La commissione mensa non è un organismo obbligatorio, ma fortunatamente, è presente nella maggior parte delle scuole italiane (circa il 75%). La sua composizione e le sue competenze sono spesso definite dal capitolato elaborato dal Comune per appaltare il servizio di ristorazione. Tra i suoi compiti però sicuramente ce n’è uno imprescindibile e decisamente importante: il controllo e la gestione delle diete speciali. Il che significa che alcuni bambini hanno un menù diverso dagli altri e le ragioni possono essere le più varie: esigenze etiche (vegetariani e vagani ad esempio), religiose, malattie temporanee o croniche, oppure allergie alimentari. Ma quali sono le allergie più frequenti e come comportarsi nei confronti dei bimbi che ne soffrono? Lo abbiamo chiesto al Professor Alessandro Fiocchi, responsabile dell'Allergologia dell'Ospedale Pediatrico Bambino Gesù di Roma.

“Le allergie alimentari più frequenti, che colpiscono attualmente circa il 3% dei bambini europei (ma sono prevedibilmente in aumento, visto il trend dei paesi anglosassoni che si aggira intorno al 10%), sono nell’ordine quelle al latte, alle uova, alla frutta secca, al grano ed infine al pesce" spiega il prof. Fiocchi. "In realtà, però, le certificazioni più numerose riportate a scuola sono quelle relative all’allergia al latte e al pesce. La ragione? Spesso i genitori supplicano i pediatri di stilare una diagnosi di allergia perché i propri figli detestano il pesce e non lo vogliono mangiare per alcun motivo. I medici di famiglia si mostrano, talvolta, compiacenti di fronte alle richieste assillanti e petulanti di mamma e papà. Anche i certificati di intolleranza alimentare, a volte frutto di frettolosi test eseguiti in farmacia da genitori iperansiosi, sono spesso poco attendibili. Il risultato è che il certificato (redatto dallo specialista allergologo o, ben più frequentemente, dal pediatra o medico di base) che deve essere presentato a scuola dai genitori per ottenere un pasto “su misura”, non sempre rispecchia le reali problematiche alimentari. La conseguenza, ovvia, è un numero eccessivo di menù personalizzati. Ma, nonostante la richiesta sovradimensionata, i servizi di ristorazione si sono mostrati sempre molto attenti nella preparazione e distribuzione di pasti ad hoc. L’errore capita, è umano, ma è veramente rarissimo. I piatti destinati ai bimbi allergici vengono, infatti, più volte controllati e un dato è certo: è assai più probabile che l’incidente capiti a casa della nonna o durante una festa di compleanno, piuttosto che in mensa”. Quindi si può stare decisamente tranquilli anche se un occhio in più, quello del genitore che fa parte della commissione mensa, certo non guasta.

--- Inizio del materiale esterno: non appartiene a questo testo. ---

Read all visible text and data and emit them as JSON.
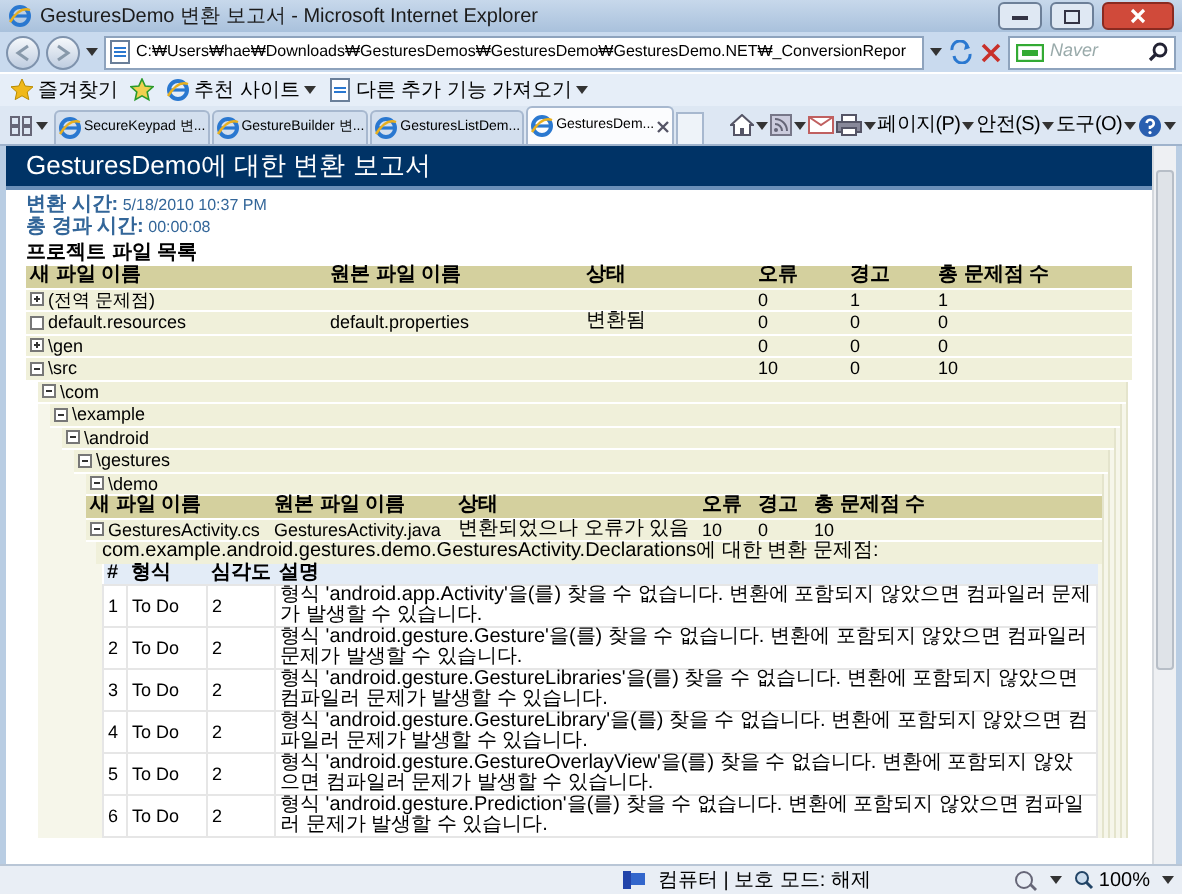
{
  "window": {
    "title": "GesturesDemo 변환 보고서 - Microsoft Internet Explorer"
  },
  "address_bar": {
    "url": "C:₩Users₩hae₩Downloads₩GesturesDemos₩GesturesDemo₩GesturesDemo.NET₩_ConversionRepor",
    "search_placeholder": "Naver"
  },
  "favorites_bar": {
    "items": [
      {
        "label": "즐겨찾기"
      },
      {
        "label": "추천 사이트"
      },
      {
        "label": "다른 추가 기능 가져오기"
      }
    ]
  },
  "tabs": [
    {
      "label": "SecureKeypad 변...",
      "selected": false
    },
    {
      "label": "GestureBuilder 변...",
      "selected": false
    },
    {
      "label": "GesturesListDem...",
      "selected": false
    },
    {
      "label": "GesturesDem...",
      "selected": true
    }
  ],
  "command_bar": {
    "menus": [
      {
        "label": "페이지(P)"
      },
      {
        "label": "안전(S)"
      },
      {
        "label": "도구(O)"
      }
    ]
  },
  "report": {
    "title": "GesturesDemo에 대한 변환 보고서",
    "conversion_time": {
      "label": "변환 시간:",
      "value": "5/18/2010 10:37 PM"
    },
    "elapsed_time": {
      "label": "총 경과 시간:",
      "value": "00:00:08"
    },
    "files_heading": "프로젝트 파일 목록",
    "files": {
      "columns": [
        "새 파일 이름",
        "원본 파일 이름",
        "상태",
        "오류",
        "경고",
        "총 문제점 수"
      ],
      "rows": [
        {
          "name": "(전역 문제점)",
          "expanded": false,
          "original": "",
          "status": "",
          "errors": "0",
          "warnings": "1",
          "total": "1"
        },
        {
          "name": "default.resources",
          "original": "default.properties",
          "status": "변환됨",
          "errors": "0",
          "warnings": "0",
          "total": "0"
        },
        {
          "name": "\\gen",
          "expanded": false,
          "original": "",
          "status": "",
          "errors": "0",
          "warnings": "0",
          "total": "0"
        },
        {
          "name": "\\src",
          "expanded": true,
          "original": "",
          "status": "",
          "errors": "10",
          "warnings": "0",
          "total": "10",
          "children": [
            {
              "name": "\\com",
              "expanded": true,
              "children": [
                {
                  "name": "\\example",
                  "expanded": true,
                  "children": [
                    {
                      "name": "\\android",
                      "expanded": true,
                      "children": [
                        {
                          "name": "\\gestures",
                          "expanded": true,
                          "children": [
                            {
                              "name": "\\demo",
                              "expanded": true,
                              "files": {
                                "columns": [
                                  "새 파일 이름",
                                  "원본 파일 이름",
                                  "상태",
                                  "오류",
                                  "경고",
                                  "총 문제점 수"
                                ],
                                "rows": [
                                  {
                                    "name": "GesturesActivity.cs",
                                    "expanded": true,
                                    "original": "GesturesActivity.java",
                                    "status": "변환되었으나 오류가 있음",
                                    "errors": "10",
                                    "warnings": "0",
                                    "total": "10",
                                    "issues": {
                                      "title": "com.example.android.gestures.demo.GesturesActivity.Declarations에 대한 변환 문제점:",
                                      "columns": [
                                        "#",
                                        "형식",
                                        "심각도",
                                        "설명"
                                      ],
                                      "rows": [
                                        {
                                          "number": "1",
                                          "type": "To Do",
                                          "severity": "2",
                                          "description": "형식 'android.app.Activity'을(를) 찾을 수 없습니다. 변환에 포함되지 않았으면 컴파일러 문제가 발생할 수 있습니다."
                                        },
                                        {
                                          "number": "2",
                                          "type": "To Do",
                                          "severity": "2",
                                          "description": "형식 'android.gesture.Gesture'을(를) 찾을 수 없습니다. 변환에 포함되지 않았으면 컴파일러 문제가 발생할 수 있습니다."
                                        },
                                        {
                                          "number": "3",
                                          "type": "To Do",
                                          "severity": "2",
                                          "description": "형식 'android.gesture.GestureLibraries'을(를) 찾을 수 없습니다. 변환에 포함되지 않았으면 컴파일러 문제가 발생할 수 있습니다."
                                        },
                                        {
                                          "number": "4",
                                          "type": "To Do",
                                          "severity": "2",
                                          "description": "형식 'android.gesture.GestureLibrary'을(를) 찾을 수 없습니다. 변환에 포함되지 않았으면 컴파일러 문제가 발생할 수 있습니다."
                                        },
                                        {
                                          "number": "5",
                                          "type": "To Do",
                                          "severity": "2",
                                          "description": "형식 'android.gesture.GestureOverlayView'을(를) 찾을 수 없습니다. 변환에 포함되지 않았으면 컴파일러 문제가 발생할 수 있습니다."
                                        },
                                        {
                                          "number": "6",
                                          "type": "To Do",
                                          "severity": "2",
                                          "description": "형식 'android.gesture.Prediction'을(를) 찾을 수 없습니다. 변환에 포함되지 않았으면 컴파일러 문제가 발생할 수 있습니다."
                                        }
                                      ]
                                    }
                                  }
                                ]
                              }
                            }
                          ]
                        }
                      ]
                    }
                  ]
                }
              ]
            }
          ]
        }
      ]
    }
  },
  "status_bar": {
    "zone": "컴퓨터 | 보호 모드: 해제",
    "zoom": "100%"
  }
}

“Il problema è però decisamente un altro: come non far sentire diverso il bimbo o il ragazzo allergico. Se fino ai primi anni delle elementari chi riceve un pasto diverso dai coetanei si sente in qualche modo speciale, perché è questo ciò che viene trasmesso dai medici e dai genitori, durante l’adolescenza la percezione cambia totalmente" prosegue Fiocchi. "I ragazzini possono diventare, per esempio, oggetto di scherno da parte dei compagni. A volte poi, purtroppo, lo scherzo può degenerare pesantemente. Un esempio? L’arachide nascosta nel pezzo di torta, in grado, qualora provochi reazioni gravi come lo shock anafilattico, di mettere addirittura a repentaglio la vita stessa. In alcuni casi è, invece, l’atteggiamento di sfida che contraddistingue l’età adolescenziale a mettere in pericolo il ragazzo allergico. Il desiderio di trasgredire e di assaggiare solo un pezzetto di quel cibo “proibito” può costare molto, molto caro”.

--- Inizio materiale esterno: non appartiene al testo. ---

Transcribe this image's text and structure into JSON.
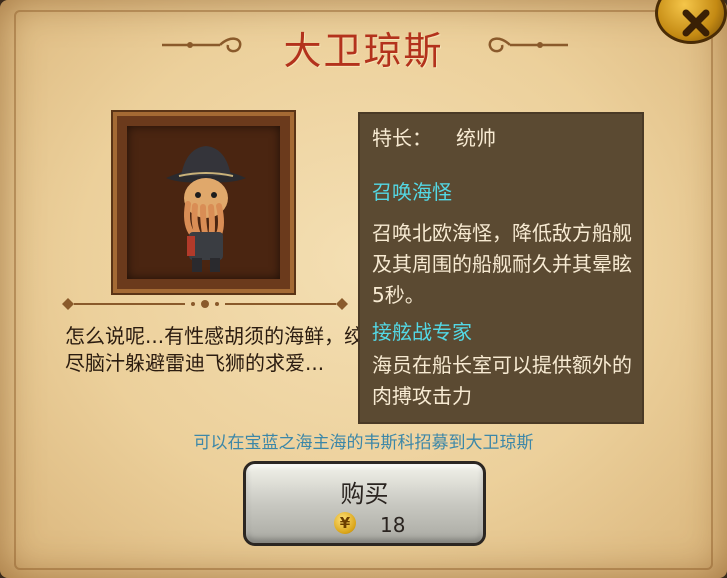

Come vigilare, allora? “Sostanzialmente in due modi: da una parte attraverso una prevenzione sociale dei rischi e cioè con l’educazione in senso lato (accettazione della diversità individuale e rispetto dell’altro) e con un percorso medico che permetta la desensibilizzazione graduale nei confronti degli allergeni. Ciò avviene tramite la somministrazione, sotto stretto controllo medico (è previsto il ricovero ospedaliero) di piccolissime quantità via via crescenti dell’alimento incriminato. Si permette così di far fronte a reazioni molto gravi e di limitare i rischi nel caso di accidentali somministrazioni del cibo a cui si è allergici”.